The need to presumably stretch the series to thirteen episodes results in complete departures from reality and logic; this is a serial killer soap opera, essentially. That a case like this would be assigned to a burnout ex-cop five years off the force is ludicrous, and that the police wouldn't bother to assign a homicide detective until more than two months and several murders had passed is equally moronic and is either indicative of the level of contempt the writers had for their audience, their own ignorance, or that audiences just don't care about reality. Anyway. Humorously, once that homicide cop, Marina (Cecilia Roth), joins the case, she figures out Bruno's identity and backstory within one day, only to (of course) get captured by Bruno, who then tortures her as only a deranged genius serial killer can. Renzo meanwhile shares countless conversations with the Bruno via cell phone, and the cops only bother to try and track one out of many calls. Bruno being Super Killer, the attempt fails.
I could go on and on, but the point is this: this show is completely ludicrous, and eventually it simply gets boring. By the seventh or eighth episode, I just wanted it to end. Bruno isn't compelling as a character; he's just an obnoxious twerp. I kept watching only in the hopes that he'd eventually get shot in the face or suffer some other similar feelgood ending. But naturally, whatever Bruno's fate there can be no real justice for the crimes committed, and there's an unsurprisingly cynical ending to cap things off, which just further compounds the bad taste this left.
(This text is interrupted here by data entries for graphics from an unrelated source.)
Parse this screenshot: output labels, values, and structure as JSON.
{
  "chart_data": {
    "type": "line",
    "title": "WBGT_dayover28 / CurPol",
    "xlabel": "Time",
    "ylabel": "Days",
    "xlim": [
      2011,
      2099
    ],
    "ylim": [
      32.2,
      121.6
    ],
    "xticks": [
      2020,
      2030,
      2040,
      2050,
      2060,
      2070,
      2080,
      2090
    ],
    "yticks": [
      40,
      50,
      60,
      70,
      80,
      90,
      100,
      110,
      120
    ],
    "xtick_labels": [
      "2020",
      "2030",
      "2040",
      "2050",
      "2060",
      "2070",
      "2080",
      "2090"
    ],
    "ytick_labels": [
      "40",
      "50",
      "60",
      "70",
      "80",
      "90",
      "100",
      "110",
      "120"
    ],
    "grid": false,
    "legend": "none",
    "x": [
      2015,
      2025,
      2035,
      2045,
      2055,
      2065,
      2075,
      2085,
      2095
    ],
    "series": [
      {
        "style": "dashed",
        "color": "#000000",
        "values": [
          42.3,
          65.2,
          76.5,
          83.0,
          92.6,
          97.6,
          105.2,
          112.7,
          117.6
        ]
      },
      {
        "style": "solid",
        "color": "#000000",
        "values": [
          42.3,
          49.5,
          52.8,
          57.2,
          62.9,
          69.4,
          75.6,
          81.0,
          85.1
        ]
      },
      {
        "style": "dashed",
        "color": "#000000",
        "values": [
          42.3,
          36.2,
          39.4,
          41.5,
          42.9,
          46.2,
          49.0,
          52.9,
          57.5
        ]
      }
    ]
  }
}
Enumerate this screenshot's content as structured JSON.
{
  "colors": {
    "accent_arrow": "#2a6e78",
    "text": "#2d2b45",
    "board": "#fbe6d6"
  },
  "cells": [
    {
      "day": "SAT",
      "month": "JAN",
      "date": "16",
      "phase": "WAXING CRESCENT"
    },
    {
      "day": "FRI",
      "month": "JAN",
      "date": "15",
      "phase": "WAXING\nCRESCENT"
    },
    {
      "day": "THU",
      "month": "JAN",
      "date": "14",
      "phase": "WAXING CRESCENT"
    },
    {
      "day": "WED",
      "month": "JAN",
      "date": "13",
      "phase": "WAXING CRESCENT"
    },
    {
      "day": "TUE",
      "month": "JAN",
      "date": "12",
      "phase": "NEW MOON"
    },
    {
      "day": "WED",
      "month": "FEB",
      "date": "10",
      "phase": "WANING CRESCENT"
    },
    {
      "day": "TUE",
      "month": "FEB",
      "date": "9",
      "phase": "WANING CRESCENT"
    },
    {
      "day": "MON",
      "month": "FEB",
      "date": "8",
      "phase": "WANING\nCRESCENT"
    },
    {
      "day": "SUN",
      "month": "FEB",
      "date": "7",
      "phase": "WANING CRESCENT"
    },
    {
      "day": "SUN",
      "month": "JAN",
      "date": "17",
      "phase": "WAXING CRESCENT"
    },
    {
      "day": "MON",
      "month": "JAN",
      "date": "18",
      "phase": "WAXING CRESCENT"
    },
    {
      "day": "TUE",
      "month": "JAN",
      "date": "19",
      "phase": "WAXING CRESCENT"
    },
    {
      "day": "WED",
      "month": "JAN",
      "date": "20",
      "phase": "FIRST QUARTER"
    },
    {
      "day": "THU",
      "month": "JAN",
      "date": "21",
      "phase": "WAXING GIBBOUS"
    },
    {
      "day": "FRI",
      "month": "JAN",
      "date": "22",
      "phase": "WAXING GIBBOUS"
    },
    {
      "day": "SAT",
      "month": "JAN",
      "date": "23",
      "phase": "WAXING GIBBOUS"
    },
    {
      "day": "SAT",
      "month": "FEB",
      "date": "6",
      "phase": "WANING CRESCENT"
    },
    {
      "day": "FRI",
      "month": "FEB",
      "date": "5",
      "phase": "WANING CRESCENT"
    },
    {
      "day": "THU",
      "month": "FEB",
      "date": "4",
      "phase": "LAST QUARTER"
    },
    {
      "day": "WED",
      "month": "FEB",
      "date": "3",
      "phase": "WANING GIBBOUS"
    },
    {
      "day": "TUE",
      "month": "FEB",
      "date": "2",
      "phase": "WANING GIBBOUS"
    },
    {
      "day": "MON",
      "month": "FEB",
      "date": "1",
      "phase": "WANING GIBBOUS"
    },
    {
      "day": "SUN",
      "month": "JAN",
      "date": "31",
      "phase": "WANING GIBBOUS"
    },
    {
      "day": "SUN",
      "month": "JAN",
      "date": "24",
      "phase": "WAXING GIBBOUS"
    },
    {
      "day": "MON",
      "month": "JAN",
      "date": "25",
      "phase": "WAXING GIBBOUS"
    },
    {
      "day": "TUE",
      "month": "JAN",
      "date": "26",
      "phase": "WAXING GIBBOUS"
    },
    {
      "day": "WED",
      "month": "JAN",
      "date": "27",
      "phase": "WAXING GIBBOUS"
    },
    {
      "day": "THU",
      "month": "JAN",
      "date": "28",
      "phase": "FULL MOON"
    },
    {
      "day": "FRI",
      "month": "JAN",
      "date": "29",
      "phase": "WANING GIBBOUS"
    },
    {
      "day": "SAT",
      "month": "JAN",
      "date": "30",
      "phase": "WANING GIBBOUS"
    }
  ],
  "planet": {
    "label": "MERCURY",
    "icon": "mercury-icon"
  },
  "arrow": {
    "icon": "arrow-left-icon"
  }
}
Unless you get off on serial killers, give this a wide berth.
Rating for Style: B
Rating for Substance: C-
|Aspect Ratio||1.78:1 - Widescreen|
|Original Aspect Ratio||yes|
Image Transfer Review: Don't be fooled; the package reads 16:9 enhanced, but this is a 4:3 letterboxed transfer, which is only just tolerable on a larger monitor, with constant flickering anytime there's motion onscreen. Otherwise, the color levels look okay and I didn't see any obvious artifacting problems. The white subtitles include numerous typos and grammatical errors.
Image Transfer Grade: C-
Audio Transfer Review: The original Spanish 2.0 track is the only option, and it's fine. It's clean and free of any distortion.
Audio Transfer Grade: B+
Disc ExtrasFull Motion menu with music
Scene Access with 78 cues and remote access
Subtitles/Captions in English, Spanish with remote access
24 TV Spots/Teasers
Packaging: Box Set
Extras Review: HBO provides their usual preview ans review trailers with each episode, should you wish to recapture the viewing experience. Also, a behind-the-scenes featurette (11m:10s) features interviews with all the principal cast and director, in which they expound on their characters and their motivations, punctuated with clips from the series. There's nothing here of great importance. If you like the series, you'll likely enjoy this.
Extras Grade: C-
Final CommentsIf you love your serial killer movies, you may get a kick of out of Epitafios; it is slickly produced, cynically pulpy "entertainment," though reality has taken the first train out of town, and it's too long by half. HBO's DVD set is disappointing thanks to a mediocre 4:3 letterboxed presentation.